To keep the other systems synchronized, we could have complicated the cassandra clients, embedding the logic to orchestrate updates to all of the relevant systems, but that seemed like a nightmare. In the end, we decided to go for real-time trigger-like functionality. This removes the burden off of the client and allows us to keep other systems in synch in near real-time.

Maxim Grinev came to the same conclusion and submitted a patch to Cassandra, which triggered a lengthy discussion. (pun intended)

In the end, we decided to implement our own trigger mechanism using Aspect-Oriented Programming (AOP). Our mechanism is roughly based on Jonathan Ellis's Crack-Smoking Commit Log (CSCL). For each column family mutation, we write to a commit log. The log entries are then processed asynchronously by the triggers. Upon successful execution, the log entry is removed. We've released the project at github: https://github.com/hmsonline/cassandra-triggers

The design is certainly heavy and the documentation is still a bit rough around the edges, but its small amount of code and it is working like a champ. We've setup installation and configuration instructions. Let us know if you have any trouble getting started.

Thursday, March 1, 2012

Code Coverage: Cobertura, and Testing Load-time Weaving with Maven

Our cassandra-triggers implementation uses AOP. Virgil also uses it for connection pooling and retries. More specifically, each of these projects uses load-time weaving, where the byte code of the classes is changed at runtime. For testing purposes, we have the following added to our pom file:

<plugin>
    <groupId>org.apache.maven.plugins</groupId>
    <artifactId>maven-surefire-plugin</artifactId>
    <version>2.9</version>
    <configuration>
    <argLine>-javaagent:lib/aspectjweaver.jar</argLine>
    </configuration>
</plugin>

This adds the aspectjweaver agent to the jvm runtime, which enables and performs the load-time weaving.
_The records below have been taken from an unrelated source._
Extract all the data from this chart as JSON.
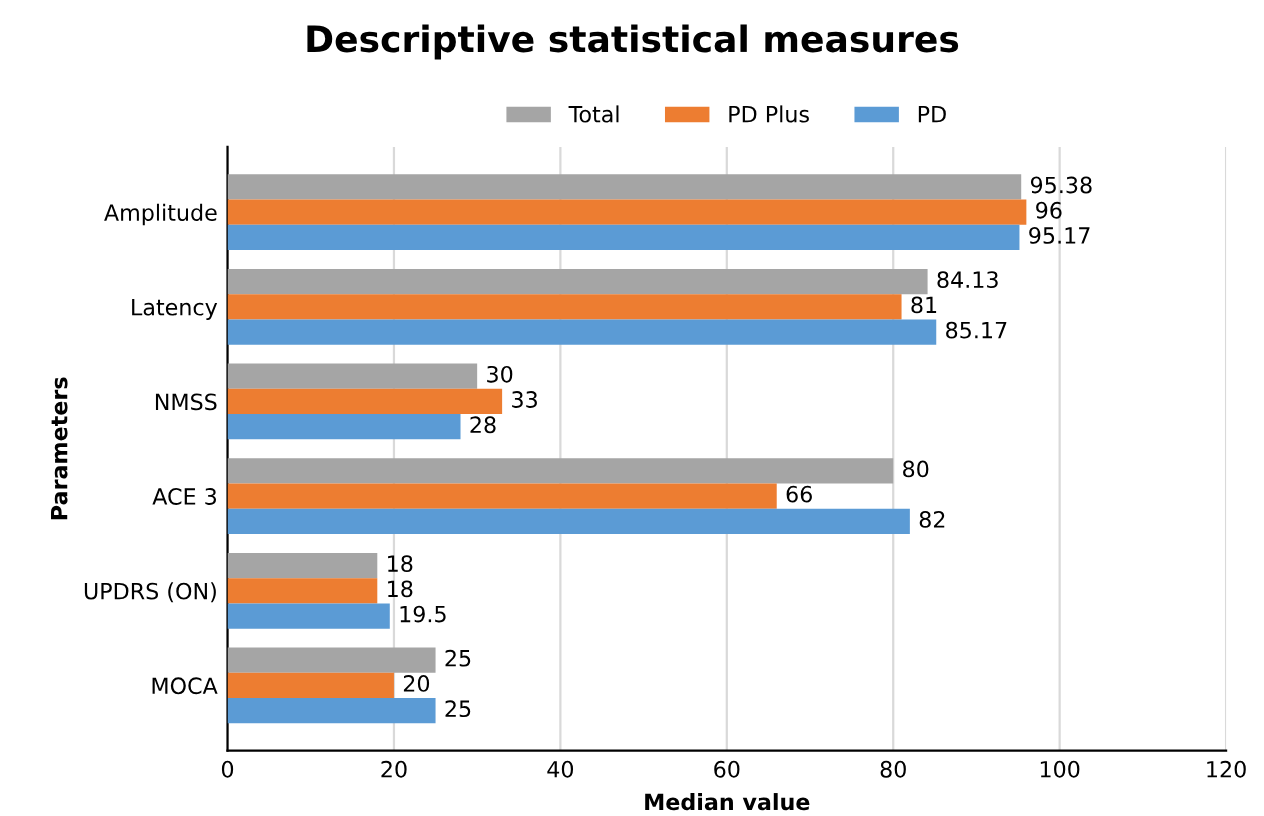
{
  "chart_data": {
    "type": "bar",
    "orientation": "horizontal",
    "title": "Descriptive statistical measures",
    "xlabel": "Median value",
    "ylabel": "Parameters",
    "categories": [
      "Amplitude",
      "Latency",
      "NMSS",
      "ACE 3",
      "UPDRS (ON)",
      "MOCA"
    ],
    "series": [
      {
        "name": "Total",
        "color": "#a5a5a5",
        "values": [
          95.38,
          84.13,
          30,
          80,
          18,
          25
        ]
      },
      {
        "name": "PD Plus",
        "color": "#ed7d31",
        "values": [
          96,
          81,
          33,
          66,
          18,
          20
        ]
      },
      {
        "name": "PD",
        "color": "#5b9bd5",
        "values": [
          95.17,
          85.17,
          28,
          82,
          19.5,
          25
        ]
      }
    ],
    "xlim": [
      0,
      120
    ],
    "xticks": [
      0,
      20,
      40,
      60,
      80,
      100,
      120
    ],
    "grid": "x",
    "legend": "top",
    "data_labels": true
  }
}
When we went to gather code coverage information on the projects, we ended up with the following exception out of aspectj.

[IsolatedClassLoader@1342ba4] warning register definition failed -- (BCException) malformed class file
malformed class file
org.aspectj.weaver.BCException: malformed class file
 at org.aspectj.weaver.bcel.Utility.makeJavaClass(Utility.java:466)
 at org.aspectj.weaver.bcel.BcelWeaver.addLibraryAspect(BcelWeaver.java:189)

Evidently, aspectj doesn't like cobertura instrumented classes. After much googling, I couldn't find a good solution. There appeared to be a lot of back and forth between cobertura and aspectj. To avoid the situation entirely, I simply decided to maintain to pom files. I swapped out the plugin above that adds the agent jvm, for the snippet below that enables compile-time weaving:

<plugin>
    <groupId>org.codehaus.mojo</groupId>
    <artifactId>aspectj-maven-plugin</artifactId>
    <version>1.4</version>
    <configuration>
        <complianceLevel>1.5</complianceLevel>
        <weaveDependencies>
            <weaveDependency>
                <groupId>org.apache.cassandra</groupId>
                <artifactId>cassandra-thrift</artifactId>
            </weaveDependency>
            <weaveDependency>
                <groupId>org.apache.cassandra</groupId>
                <artifactId>cassandra-all</artifactId>
            </weaveDependency>
        </weaveDependencies>
    </configuration>
    <executions>
        <execution>
            <goals>
                <goal>compile</goal>
            </goals>
        </execution>
    </executions>
</plugin>

This swaps from load-time weaving during testing to the compile-time weaving, which allows cobertura and aspectj to play well together, which means you'll get accurate code coverage numbers in Sonar.